L’entreprise s’inscrit aussi dans un mouvement plus vaste d’une tentative de « décolonisation » des musées en Europe, de l’exposition sur « Le modèle noir » au musée d’Orsay à Paris (2019) à celle sur la traite négrière au Rijksmuseum d’Amsterdam (2021), en passant par celle sur l’art et l’empire organisée par la Royal Academy of Arts de Londres en début d’année. En 2023, le Met de New York consacrait une rétrospective au peintre « afro-hispanique » Juan de Pareja, qui fut d’abord réduit en esclavage au service de Diego Velázquez, avant de peindre pour lui-même.

Dès 2010 en Espagne, le musée Reina Sofía de Madrid, sous la direction de Manuel Borja-Villel, avait organisé une exposition pionnière, « Principe Potosí », qui traçait des liens entre les conquêtes et la colonisation de l’Amérique et la fabrication d’une certaine modernité artistique. Chaque fois, il s’agit de mettre en tension le récit eurocentré que ces musées n’ont cessé de relayer et légitimer au fil des siècles.

Mémoires anticoloniales

L’exposition n’évoque pas seulement la représentation de la traite négrière. Son propos est plus vaste, et parfois bien plus articulé, d’un point de vue théorique, que ce que permettent d’illustrer les œuvres d’une collection réalisée à 95 %, par des peintres masculins et blancs, reflets des goûts d’une élite économique européenne au XXsiècle. « Dans bien des cas, il est plus important de souligner ce que ces peintures occultent que ce qu’elles rendent visible », résume Juan Ángel López-Manzanares, conservateur du musée Thyssen et l’un des commissaires de l’exposition.

Une nature morte néerlandaise du XVIIsiècle, qui inclut une fine coupe de porcelaine chinoise, renvoie au « régime d’extractivisme » mis en place par la colonisation européenne. Une toile montrant des Native Americans, torse nu et à cheval, réalisée par un peintre d’origine allemande au XIXsiècle, montre la circulation des stéréotypes sur ces populations alors menacées d’extinction. De grands paysages brésiliens, peints par le Néerlandais Frans Post dès le XVIIsiècle, mettent en scène une harmonie de la nature dans ce « Nouveau Monde » qui tranche avec les crimes en train d’être commis sur place à la même époque.

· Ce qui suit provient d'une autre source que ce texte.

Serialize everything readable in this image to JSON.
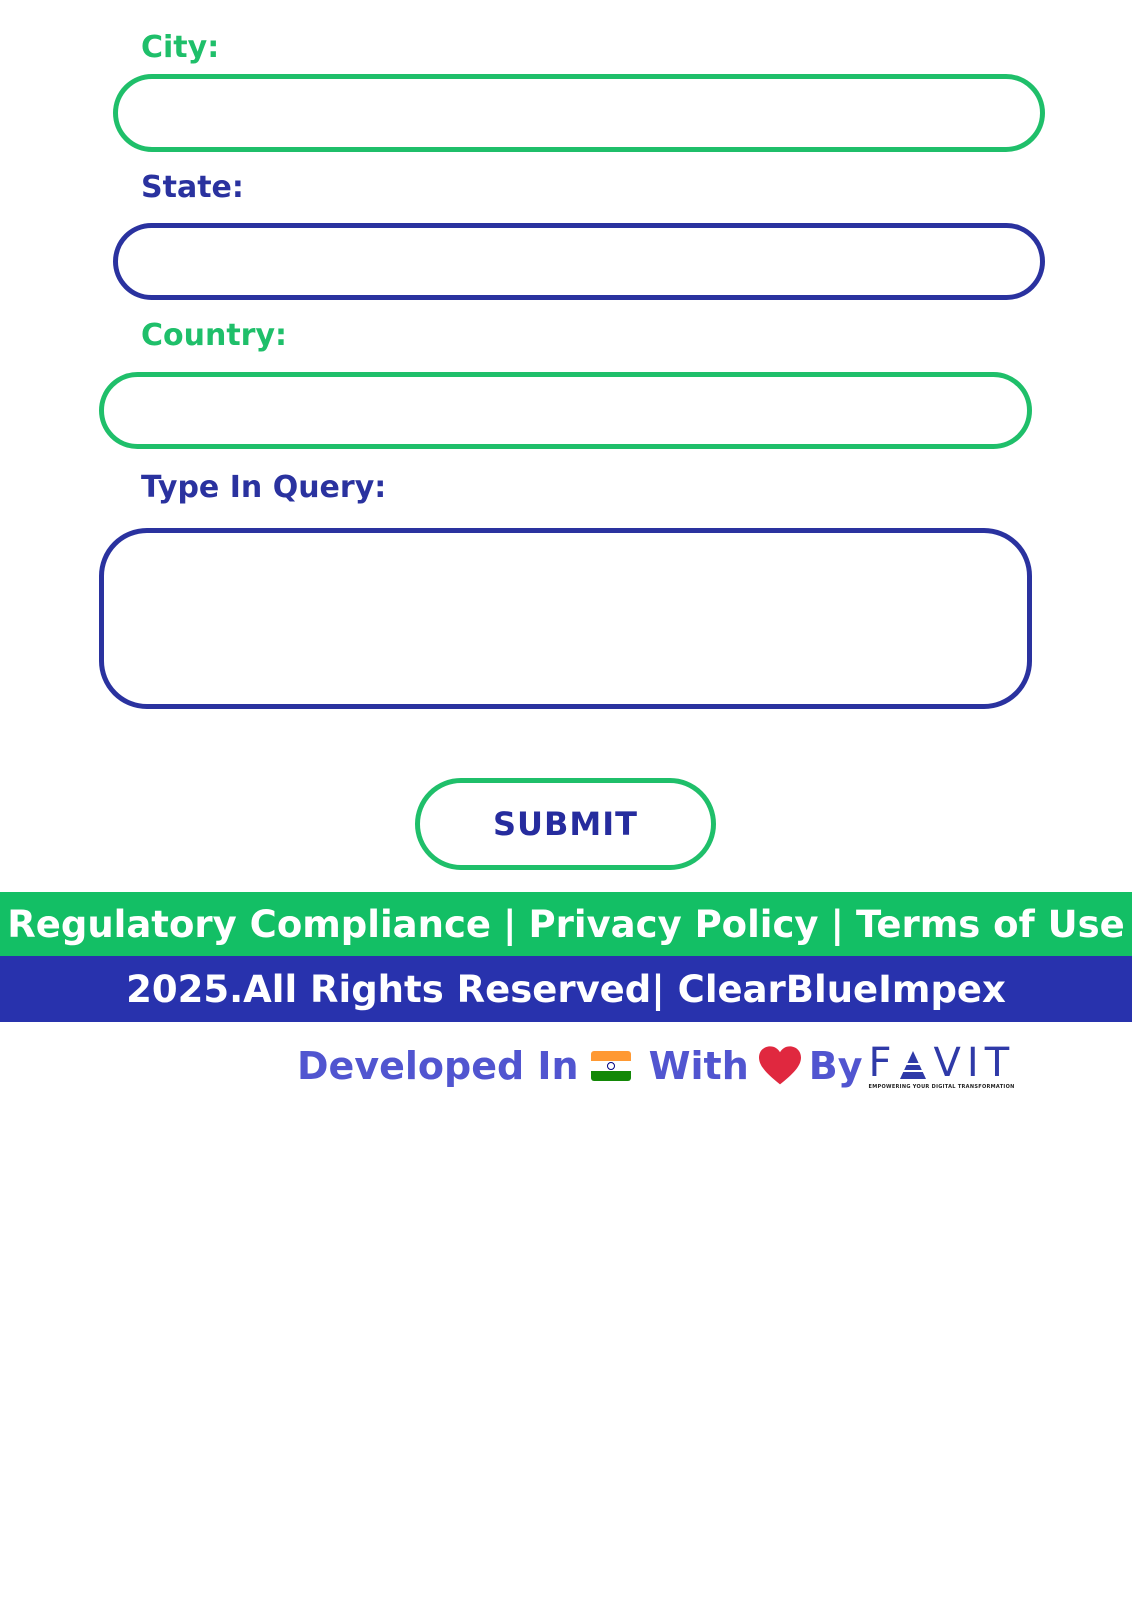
{
  "form": {
    "city_label": "City:",
    "city_value": "",
    "state_label": "State:",
    "state_value": "",
    "country_label": "Country:",
    "country_value": "",
    "query_label": "Type In Query:",
    "query_value": "",
    "submit_label": "SUBMIT"
  },
  "footer": {
    "links": [
      "Regulatory Compliance",
      "Privacy Policy",
      "Terms of Use"
    ],
    "separator": "|",
    "copyright": "2025.All Rights Reserved| ClearBlueImpex"
  },
  "credit": {
    "developed_in": "Developed In",
    "with": "With",
    "by": "By",
    "brand": "FAVIT",
    "brand_tagline": "EMPOWERING YOUR DIGITAL TRANSFORMATION",
    "flag_icon": "india-flag-icon",
    "heart_icon": "heart-icon"
  },
  "colors": {
    "green": "#1fbf6a",
    "blue": "#2a329f",
    "footer_green": "#13bf65",
    "footer_blue": "#2832ad",
    "credit_text": "#5155d0",
    "heart": "#e0283f"
  }
}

Au Louvre, le Brésil de Frans Post

L’exposition du Thyssen montre trois tableaux de Frans Post, qui comptent parmi les premières vues du « Nouveau Monde » à destination des Européen·nes. Post, né en 1612 aux Pays-Bas, a accompagné Jean-Maurice de Nassau, nommé gouverneur du Brésil à partir de 1636. Il n’a peint que 18 tableaux sur place, dont sept sont parvenus jusqu’à nous. Ceux du Thyssen sont tous postérieurs à son retour, peints à destination d’une clientèle néerlandaise rentrée du Brésil, désireuse d’en conserver un souvenir idyllique.

Dans un essai plus vaste publié en début d’année, L’écologie au musée (Éditions Macula), le spécialiste de l’histoire environnementale Grégory Quenet consacre un chapitre passionnant aux quatre toiles de Post accrochées au Louvre – qui, elles, ont été peintes depuis le Brésil. Quenet s’interroge sur la « banalité apparente » de ces paysages, à distance des clichés exotisants, loin de la vision d’une nature luxuriante que d’autres artistes ont relayée par la suite.

La peinture de Post est « muette », sont allés jusqu’à dire des historiens de l’art, rétive à aménager une place pour la grande Histoire et les violences en cours : les plantations, la traite, la colonisation. Malgré tout, Quenet démontre que, sous l’apparence du banal, « ce sont bien des scènes de domination » : « Il s’agit de montrer avec fierté ce Brésil hollandais qui étend ses ramifications jusqu’aux forteresses africaines conquises par Nassau dans les actuels Ghana et Angola. »

Afin de passer ses collections au peigne fin, le Thyssen a associé son conservateur en chef à trois autres commissaires indépendant·es racisé·es et issu·es de la société civile : « Le musée s’est mis à écouter celles et ceux qui expérimentent les conséquences de cette colonisation au présent », assure encore Juan Ángel López-Manzanares. Dans l’un des textes du catalogue, Yeison García, qui se définit comme un « Afro-colombien-espagnol », et Andrea Pacheco, chilienne, reviennent sur leur expérience, où chacun·e a dû trouver sa place dans ce chantier de plusieurs années.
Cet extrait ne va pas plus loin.